I can't say that I was doing everything right. I knew there was still a lot more to change. I still had a lot of pride to swallow and huddles to get over. I was broken. I believe I was right where God wanted me. Sometimes when I look back I can't even imagine what I was doing and thinking. I remember wanting to do it my way. But, my way led to one dead end after the other. Finally, after swallowing my pride, I moved back home. I couldn't keep living my life wrong and expect God to bless me.
I remember Mandy bought me a bible for my birthday that year. I carried that bible with me to work! We even tried starting a bible study before work. People must have thought I went off the deep end, all of the sudden I was a "Jesus freak!" That new christian feeling lasts for a little while, but it wears off. But the feeling of knowing your life is different doesn't.
I continued to go to church. I stayed involved. I knew I was there for a reason. I looked at my life and I knew that I someday wanted to be married but I didn't see it happening anytime soon. My dad liked to use his "prophecy" skills and would often say I was going to meet that certain someone in church. He would even throw in a "and he is going to have dark hair and brown eyes." I just laughed.
Time passed and I found the answer to the age long question...
Is the way to a man's heart really through is stomach?
Yes, it is!
I remember the first time I saw Bill Looman. My heart skipped a beat! There was no way he was the one for me. As he sang, Sunday after Sunday, I just admired him from a distance. My sister often said he reminded her of Tim McGraw and if you know Mandy you know how she "loved" Tim. Mandy, you silly girl, I don't stand a chance with him! Stop it, this is not why we go to church!
One Sunday, I made cookies for after the service. And that is when it happened. I heard him asking who made the cookies. I can not even tell you how excited I was! Fumbling for words, as I said it was me. He liked my cookies! This means something! Will I make you some more, you bet I will! He didn't have brown eyes but they were close enough!
Bill and I have come a long way since the day I told Mandy that he asked me out and she did a cartwheel in the living room.
Did God lead me to that church?
Yes, he did!
Tomorrow, Bill and I celebrate ten years together.
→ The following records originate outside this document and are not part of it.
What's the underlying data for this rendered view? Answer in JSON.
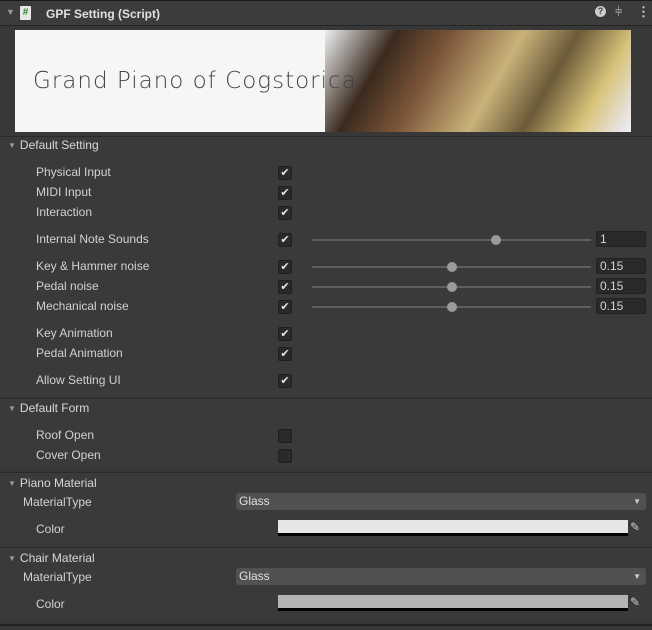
{
  "header": {
    "title": "GPF Setting (Script)",
    "script_icon": "#",
    "icons": [
      "help-icon",
      "preset-icon",
      "kebab-menu-icon"
    ]
  },
  "banner": {
    "text": "Grand Piano of Cogstorica"
  },
  "default_setting": {
    "title": "Default Setting",
    "rows": [
      {
        "label": "Physical Input",
        "checked": true
      },
      {
        "label": "MIDI Input",
        "checked": true
      },
      {
        "label": "Interaction",
        "checked": true
      },
      {
        "label": "Internal Note Sounds",
        "checked": true,
        "slider_fraction": 0.66,
        "value": "1"
      },
      {
        "label": "Key & Hammer noise",
        "checked": true,
        "slider_fraction": 0.5,
        "value": "0.15"
      },
      {
        "label": "Pedal noise",
        "checked": true,
        "slider_fraction": 0.5,
        "value": "0.15"
      },
      {
        "label": "Mechanical noise",
        "checked": true,
        "slider_fraction": 0.5,
        "value": "0.15"
      },
      {
        "label": "Key Animation",
        "checked": true
      },
      {
        "label": "Pedal Animation",
        "checked": true
      },
      {
        "label": "Allow Setting UI",
        "checked": true
      }
    ]
  },
  "default_form": {
    "title": "Default Form",
    "rows": [
      {
        "label": "Roof Open",
        "checked": false
      },
      {
        "label": "Cover Open",
        "checked": false
      }
    ]
  },
  "piano_material": {
    "title": "Piano Material",
    "type_label": "MaterialType",
    "type_value": "Glass",
    "color_label": "Color",
    "color": "#e6e6e6"
  },
  "chair_material": {
    "title": "Chair Material",
    "type_label": "MaterialType",
    "type_value": "Glass",
    "color_label": "Color",
    "color": "#b4b4b4"
  },
  "check_glyph": "✔"
}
We have made it through some of the greatest times and some of the worst times of this life. I don't know what the future holds but I know I am going to walk through this life with my best friend. We will stand up to whatever life throws at us because as long as I have him I have everything I need.

Though one may be overpowered, two can defend themselves. A cord of three strands is not quickly broken. Ecclesiastes 4:12




2 comments:

marcia said...

i'm glad you happened to post a link on FB to your blog.
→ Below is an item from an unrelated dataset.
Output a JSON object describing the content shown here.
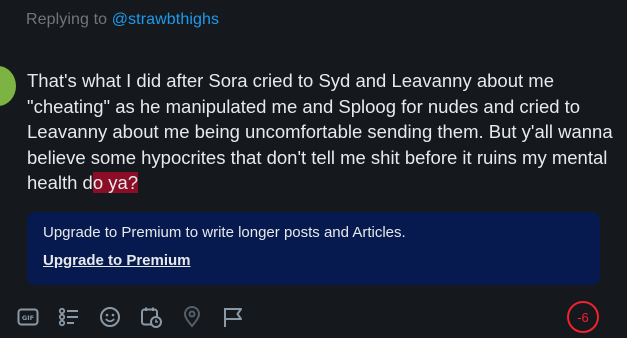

it reminded me to check in on it, so i could keep up ... i read from february up to now because i hadn't looked at it since january ...
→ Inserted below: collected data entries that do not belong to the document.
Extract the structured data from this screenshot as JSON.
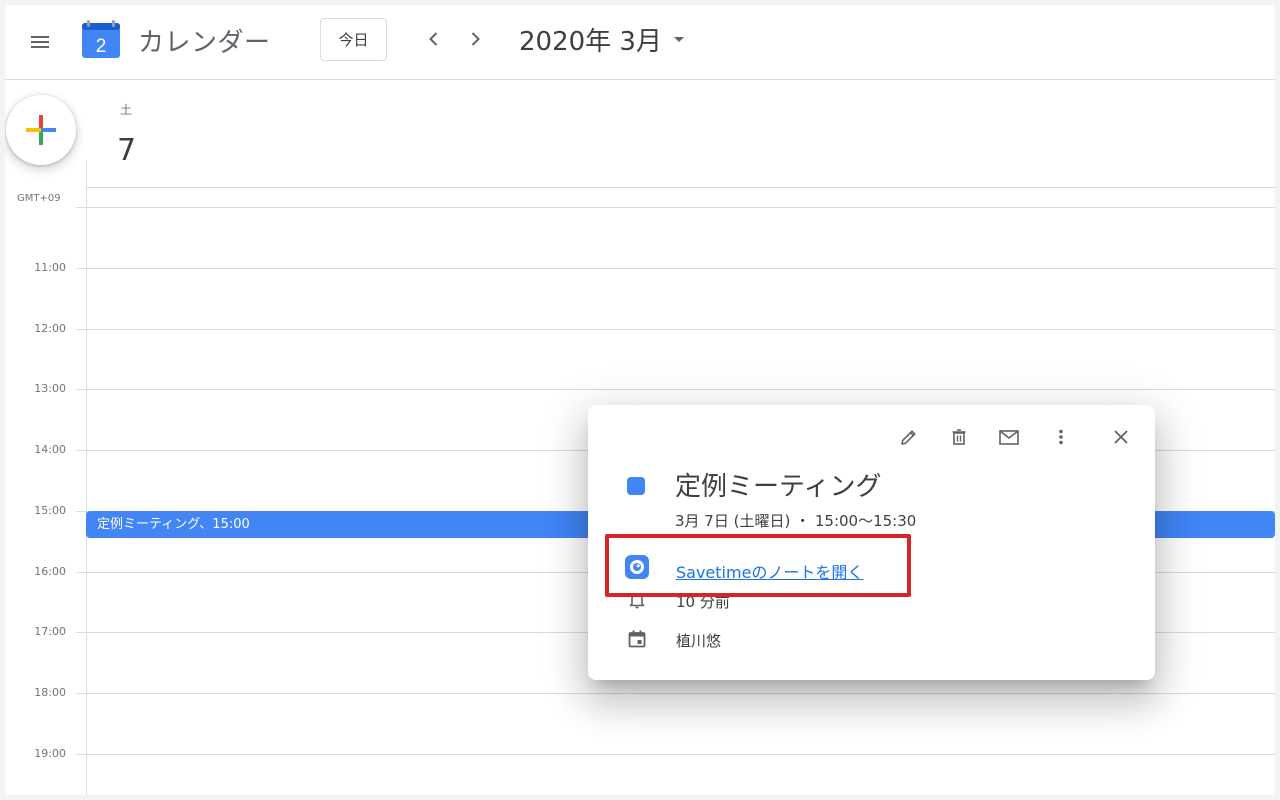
{
  "header": {
    "app_title": "カレンダー",
    "logo_day": "2",
    "today_label": "今日",
    "date_title": "2020年 3月"
  },
  "day": {
    "weekday": "土",
    "number": "7"
  },
  "timezone": "GMT+09",
  "hours": [
    "11:00",
    "12:00",
    "13:00",
    "14:00",
    "15:00",
    "16:00",
    "17:00",
    "18:00",
    "19:00"
  ],
  "event_bar": {
    "label": "定例ミーティング、15:00"
  },
  "popup": {
    "title": "定例ミーティング",
    "time": "3月 7日 (土曜日) ・ 15:00〜15:30",
    "link_text": "Savetimeのノートを開く",
    "reminder": "10 分前",
    "owner": "植川悠"
  },
  "colors": {
    "event": "#4285f4",
    "link": "#1a73e8",
    "highlight": "#d8232a"
  },
  "icons": {
    "menu": "hamburger-menu-icon",
    "prev": "chevron-left-icon",
    "next": "chevron-right-icon",
    "caret": "caret-down-icon",
    "create": "plus-icon",
    "edit": "pencil-icon",
    "delete": "trash-icon",
    "mail": "mail-icon",
    "more": "more-vert-icon",
    "close": "close-icon",
    "savetime": "savetime-app-icon",
    "reminder": "bell-icon",
    "calendar": "calendar-icon"
  }
}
i so very much admire your perspectives and written thoughts, and i learn a lot from them (and wish i could express my feelings and goings-on the way you do.)

Cassie said...

Crying. I love how powerful the work of God is in our lives. I love this story!! I love that he loved your cookies!! ;) I am so sad I wasn't able to make it to see you two today. Please post pics. Can I make you dinner? When are you guys free??